Darrion took up the same position as before and took aim once more. Thunk. Thunk. Thunk. ‘I have another assignment for you.’ His voice was calm, level, matter-of-fact. It was a little too calm—unnerving Korvain and sending a chill down his spine.
‘Why didn’t you just text me the details?’
Darrion looked at him with a hard edge in his pale eyes. ‘Delicacy is required.’
Korvain folded his arms across his chest. When was Darrion ever delicate? When his boss wanted secrecy, it meant it was someone important, not like the POS lesser god he’d killed earlier.

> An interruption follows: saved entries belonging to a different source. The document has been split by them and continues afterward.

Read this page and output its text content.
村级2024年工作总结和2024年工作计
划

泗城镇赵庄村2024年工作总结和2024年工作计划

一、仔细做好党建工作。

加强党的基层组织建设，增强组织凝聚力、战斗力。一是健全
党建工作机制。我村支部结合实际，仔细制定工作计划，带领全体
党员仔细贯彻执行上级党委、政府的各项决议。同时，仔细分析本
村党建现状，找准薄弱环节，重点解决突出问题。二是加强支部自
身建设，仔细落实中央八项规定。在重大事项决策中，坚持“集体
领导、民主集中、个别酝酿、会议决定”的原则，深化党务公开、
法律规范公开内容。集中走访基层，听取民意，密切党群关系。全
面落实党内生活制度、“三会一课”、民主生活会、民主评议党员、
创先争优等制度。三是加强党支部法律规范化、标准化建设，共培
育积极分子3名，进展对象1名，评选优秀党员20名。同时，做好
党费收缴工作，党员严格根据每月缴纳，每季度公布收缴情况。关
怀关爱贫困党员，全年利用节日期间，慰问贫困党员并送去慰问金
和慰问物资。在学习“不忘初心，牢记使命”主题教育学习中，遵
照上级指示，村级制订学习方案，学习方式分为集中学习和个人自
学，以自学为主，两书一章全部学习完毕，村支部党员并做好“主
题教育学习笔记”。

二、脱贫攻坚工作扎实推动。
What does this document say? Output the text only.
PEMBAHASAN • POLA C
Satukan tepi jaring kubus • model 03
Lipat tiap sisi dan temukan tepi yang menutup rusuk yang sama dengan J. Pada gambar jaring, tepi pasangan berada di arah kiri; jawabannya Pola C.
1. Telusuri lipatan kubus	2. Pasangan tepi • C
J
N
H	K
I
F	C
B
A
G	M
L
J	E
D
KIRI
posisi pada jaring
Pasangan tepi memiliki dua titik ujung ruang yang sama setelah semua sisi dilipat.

Thunk. Thunk. Thunk. ‘This is a once-in-a-lifetime hit. If you can make the mark disappear, you’ll get paid triple what you usually get, plus I’ll take five years off your contract.’
The muscle in Korvain’s jaw jumped. ‘I’m listening.’
Thunk. ‘You can’t fuck this up if you take it.’ Thunk. ‘If you do,’ thunk, ‘you know what happens.’
That sound was really beginning to irritate Korvain. ‘Okay. Want to tell me?’ he asked, his molars clenched together, grinding.
‘A Valkyrie,’ Darrion replied calmly, throwing a blade.
Korvain barked a harsh laugh. ‘A Valkyrie?’ he asked incredulously. ‘Why not ask to kill Odin himself?’
Darrion turned, throwing the blade in his hand. It hit the wall behind Korvain, but not before slicing open his cheek as he reflexively dodged to the side. He hadn’t been fast enough though. And that pissed him off. The rage Korvain kept simmering whenever he was around Darrion began to boil over, making him see black spots when he blinked.